At PHD level, the difficult balance must be struck between training students for academia, which all data shows is the alternative career path, and for careers in the wider labour market where their research skills will often need to be applied differently. As far back as 2010 the Royal Society reported that, even in the sciences, only 3.5% of PHDs go onto to secure permanent university research roles.

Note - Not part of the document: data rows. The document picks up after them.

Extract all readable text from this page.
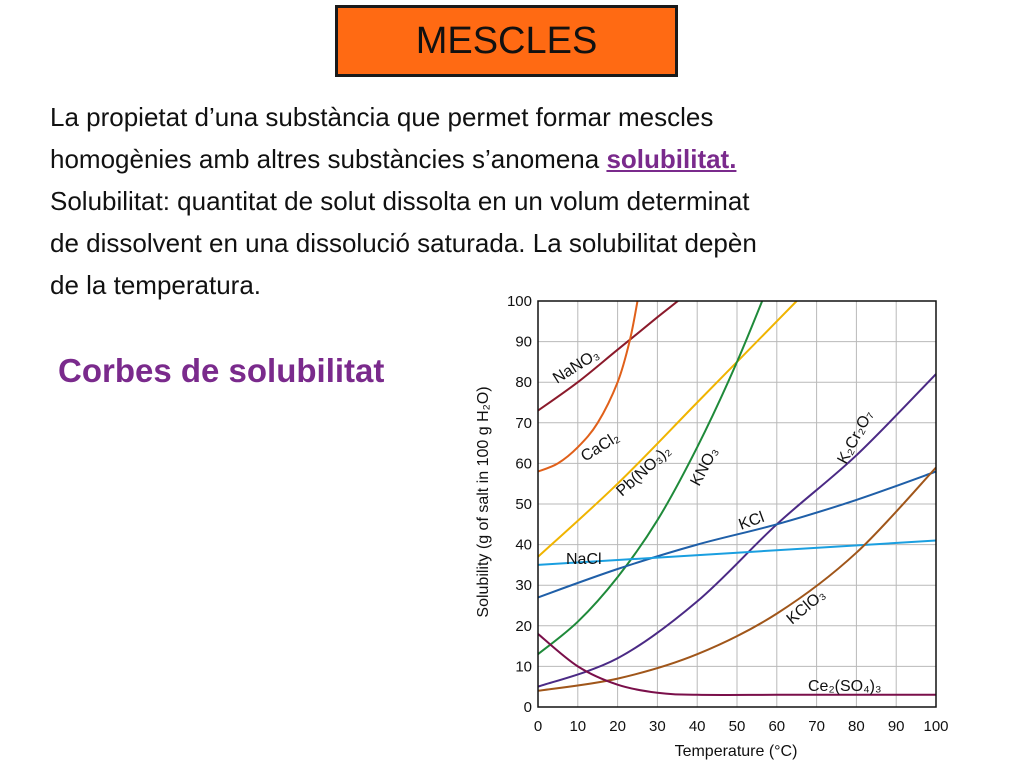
MESCLES
La propietat d’una substància que permet formar mescles
homogènies amb altres substàncies s’anomena solubilitat.
Solubilitat: quantitat de solut dissolta en un volum determinat
de dissolvent en una dissolució saturada. La solubilitat depèn
de la temperatura.
Corbes de solubilitat
0 10 20 30 40 50 60 70 80 90 100
0
10
20
30
40
50
60
70
80
90
100
Temperature (°C)
Solubility (g of salt in 100 g H₂O)
NaNO₃
CaCl₂
Pb(NO₃)₂ KNO₃	K₂Cr₂O₇
KCl
NaCl
KClO₃
Ce₂(SO₄)₃
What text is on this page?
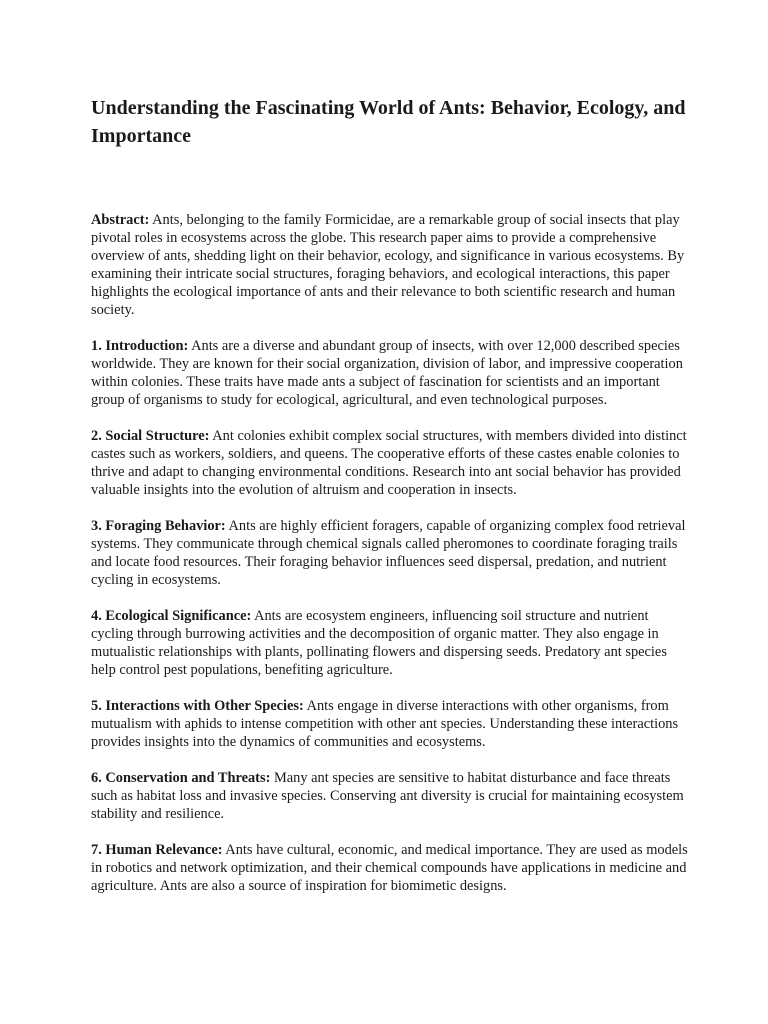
Understanding the Fascinating World of Ants: Behavior, Ecology, and Importance

Abstract: Ants, belonging to the family Formicidae, are a remarkable group of social insects that play pivotal roles in ecosystems across the globe. This research paper aims to provide a comprehensive overview of ants, shedding light on their behavior, ecology, and significance in various ecosystems. By examining their intricate social structures, foraging behaviors, and ecological interactions, this paper highlights the ecological importance of ants and their relevance to both scientific research and human society.

1. Introduction: Ants are a diverse and abundant group of insects, with over 12,000 described species worldwide. They are known for their social organization, division of labor, and impressive cooperation within colonies. These traits have made ants a subject of fascination for scientists and an important group of organisms to study for ecological, agricultural, and even technological purposes.

2. Social Structure: Ant colonies exhibit complex social structures, with members divided into distinct castes such as workers, soldiers, and queens. The cooperative efforts of these castes enable colonies to thrive and adapt to changing environmental conditions. Research into ant social behavior has provided valuable insights into the evolution of altruism and cooperation in insects.

3. Foraging Behavior: Ants are highly efficient foragers, capable of organizing complex food retrieval systems. They communicate through chemical signals called pheromones to coordinate foraging trails and locate food resources. Their foraging behavior influences seed dispersal, predation, and nutrient cycling in ecosystems.

4. Ecological Significance: Ants are ecosystem engineers, influencing soil structure and nutrient cycling through burrowing activities and the decomposition of organic matter. They also engage in mutualistic relationships with plants, pollinating flowers and dispersing seeds. Predatory ant species help control pest populations, benefiting agriculture.

5. Interactions with Other Species: Ants engage in diverse interactions with other organisms, from mutualism with aphids to intense competition with other ant species. Understanding these interactions provides insights into the dynamics of communities and ecosystems.

6. Conservation and Threats: Many ant species are sensitive to habitat disturbance and face threats such as habitat loss and invasive species. Conserving ant diversity is crucial for maintaining ecosystem stability and resilience.

7. Human Relevance: Ants have cultural, economic, and medical importance. They are used as models in robotics and network optimization, and their chemical compounds have applications in medicine and agriculture. Ants are also a source of inspiration for biomimetic designs.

This all creates a challenging context for universities to operate in and the graduate market is more nuanced than the media like to portray – very little credit is given to the university sector and specifically careers services for the successes achieved in preparing students and graduates to enter this complex non-linear landscape and to navigate the rough seas of their early career. Even a cursory glance at the most recent DLHE will tell you that graduate unemployment was at its lowest rate since 1979, no mean feat given the vast expansion of the HE sector, and that, of those in employment, 73.9% were in a professional level role; a 2.5% increase on the previous year.
Career development provision is well advanced in the UK and the openness of employers to consider graduates from across the full range of academic disciplines is admired by international colleagues:
I love how much further along you all are in the “major/course does not equal career” discussion.’ David Shull, Head of Handshake (UK & Europe)
Unlike countries such as Canada and New Zealand, the number of places available on UK HE courses is not intrinsically linked to the demands of the economy. The UK graduate labour market is predominantly non-linear which is a relatively unique feature which positively supports student choice. And we should be celebrating this, rather than trying to hide it.